Share

Bab 6

Author: Sahira
"Karena melihat kamu membela apa yang benar dengan berani."

"Aku langsung mengenali Kakak begitu melihat Kakak," sela Andreas sambil mengemudi. "Jadi, aku memberi tahu pamanku dan dia berinisiatif membantu Kakak. Pamanku itu paling nggak suka berutang pada orang lain."

"Ya, 'kan, Paman?"

Nathan hanya diam.

Andreas pikir tebakannya benar, dia pun mengangkat alisnya dengan bangga. "Orang bilang yang namanya keberuntungan dan kemalangan itu selalu berdampingan. Akhirnya hari ini aku melihat hal itu terjadi. Ternyata walaupun Kakak malang karena kami tabrak dari belakang, hari ini justru Kakak beruntung karena hal itu!"

"Kamu yang salah karena menyetir ugal-ugalan, tapi kamu masih cari alasan?" tegur Nathan dengan kesal.

Andreas pun terkekeh dengan kikuk. "Aku 'kan cuma mau menghibur kakak satu ini?

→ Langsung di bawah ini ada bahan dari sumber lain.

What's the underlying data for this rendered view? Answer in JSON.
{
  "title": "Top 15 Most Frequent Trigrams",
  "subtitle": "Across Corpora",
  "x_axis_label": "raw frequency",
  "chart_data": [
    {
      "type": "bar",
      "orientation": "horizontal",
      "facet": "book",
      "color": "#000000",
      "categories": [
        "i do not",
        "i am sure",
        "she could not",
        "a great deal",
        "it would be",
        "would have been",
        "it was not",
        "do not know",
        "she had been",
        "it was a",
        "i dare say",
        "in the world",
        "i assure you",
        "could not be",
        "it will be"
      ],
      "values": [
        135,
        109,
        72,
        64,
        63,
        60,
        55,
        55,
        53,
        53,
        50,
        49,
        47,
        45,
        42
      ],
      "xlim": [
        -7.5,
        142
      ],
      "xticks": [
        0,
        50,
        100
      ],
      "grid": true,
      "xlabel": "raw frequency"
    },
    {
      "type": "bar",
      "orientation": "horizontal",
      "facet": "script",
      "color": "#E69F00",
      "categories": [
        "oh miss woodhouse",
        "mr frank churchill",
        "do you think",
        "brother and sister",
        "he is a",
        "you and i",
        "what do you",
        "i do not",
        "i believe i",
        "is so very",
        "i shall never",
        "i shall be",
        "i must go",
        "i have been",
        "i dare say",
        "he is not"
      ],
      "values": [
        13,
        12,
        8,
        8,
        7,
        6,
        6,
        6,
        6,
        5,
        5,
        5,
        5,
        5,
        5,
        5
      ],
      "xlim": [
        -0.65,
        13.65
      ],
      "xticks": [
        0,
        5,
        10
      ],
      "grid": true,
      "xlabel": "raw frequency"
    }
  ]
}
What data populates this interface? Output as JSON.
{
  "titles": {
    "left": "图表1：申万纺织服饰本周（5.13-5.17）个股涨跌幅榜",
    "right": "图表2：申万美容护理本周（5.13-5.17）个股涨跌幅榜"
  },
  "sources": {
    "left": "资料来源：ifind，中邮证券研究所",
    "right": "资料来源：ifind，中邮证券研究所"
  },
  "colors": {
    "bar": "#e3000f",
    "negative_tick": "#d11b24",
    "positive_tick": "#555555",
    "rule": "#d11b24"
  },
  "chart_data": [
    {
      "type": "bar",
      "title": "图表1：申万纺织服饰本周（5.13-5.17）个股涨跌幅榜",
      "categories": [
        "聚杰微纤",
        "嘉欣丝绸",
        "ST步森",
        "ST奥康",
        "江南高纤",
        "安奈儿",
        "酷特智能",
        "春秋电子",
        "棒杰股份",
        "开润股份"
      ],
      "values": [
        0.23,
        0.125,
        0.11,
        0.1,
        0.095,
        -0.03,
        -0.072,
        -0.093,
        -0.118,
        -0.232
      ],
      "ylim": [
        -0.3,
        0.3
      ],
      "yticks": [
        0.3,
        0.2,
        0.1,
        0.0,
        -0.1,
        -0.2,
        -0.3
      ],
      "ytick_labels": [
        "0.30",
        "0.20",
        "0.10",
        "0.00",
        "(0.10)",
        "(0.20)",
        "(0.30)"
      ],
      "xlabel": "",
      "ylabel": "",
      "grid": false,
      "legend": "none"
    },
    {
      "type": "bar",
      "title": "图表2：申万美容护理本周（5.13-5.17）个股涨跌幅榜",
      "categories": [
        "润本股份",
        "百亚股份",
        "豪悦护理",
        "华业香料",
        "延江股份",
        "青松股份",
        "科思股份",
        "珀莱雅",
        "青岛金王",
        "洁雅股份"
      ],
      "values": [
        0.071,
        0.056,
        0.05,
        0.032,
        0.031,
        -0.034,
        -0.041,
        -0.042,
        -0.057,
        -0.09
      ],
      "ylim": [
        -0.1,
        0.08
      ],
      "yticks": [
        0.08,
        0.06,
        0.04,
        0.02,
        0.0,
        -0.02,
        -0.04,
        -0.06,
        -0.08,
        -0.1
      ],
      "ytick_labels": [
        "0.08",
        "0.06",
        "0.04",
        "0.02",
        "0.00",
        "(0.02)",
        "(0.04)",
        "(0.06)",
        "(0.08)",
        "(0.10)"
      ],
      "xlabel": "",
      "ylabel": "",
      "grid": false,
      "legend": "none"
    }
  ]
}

Setelah mengalami hal seperti tadi, suasana hatinya pasti nggak enak banget, 'kan?"

"Aku nggak apa-apa kok," jawab Alyana sambil tersenyum. "Tapi, ucapanmu memang benar."

Keberuntungan dan kemalangan memang seiring sejalan.

Walaupun Alyana sakit, dia jadi bisa melihat banyak orang dan hal dengan jelas.

Setelah sekian tahun hidup di dunia ini, Alyana justru paling merasa santai di hari ini.

Mulai sekarang, dia bukan lagi tunangan Harison ataupun putri dari Keluarga Imano. Dia adalah dirinya sendiri.

Satu-satunya yang Alyana sayangkan hanyalah sisa hidupnya yang tinggal sebentar lagi.

Alyana pun menarik napas dalam-dalam. Sudahlah, lebih baik dia jalani hari demi harinya saja.

Sesampainya di kaki gedung apartemen, Alyana kembali berterima kasih dengan tulus, "Terima kasih sudah mengantarku pulang. Tabrakan dari belakang itu kecelakaan, lukaku nggak parah kok. Kalian nggak usah khawatir lagi."

Setelah berkata seperti itu, Alyana pun melangkah keluar dari mobil.

Andreas menatap sosok Alyana yang berjalan pergi, lalu menghela napas dengan berat. "Padahal kakak itu terlihat sehat-sehat saja, kok bisa-bisanya mengidap penyakit yang mematikan seperti itu?"

"Paman, apa menurutmu dia bisa mencampakkan segalanya dengan sekejam itu karena dia sebentar lagi akan mati?"

Andreas kembali teringat akan pesta pertunangan tadi, dia pun memukul kemudi dengan kesal. "Dasar mereka semua itu bajingan! Padahal satu keluarga, tapi bisa-bisanya lebih mementingkan citra daripada nyawa orang lain!"

Lama sekali Nathan hanya menatap ke luar jendela mobil dalam diam. Sorot tatapannya tidak terlihat jelas karena tertutup bayangan.

"Paman, apa kita akan benar-benar mengabaikannya?"

Andreas memang dikenal memiliki hati yang hangat. Dia tidak bisa tenang karena merasa sangat prihatin dengan kondisi kesehatan Alyana.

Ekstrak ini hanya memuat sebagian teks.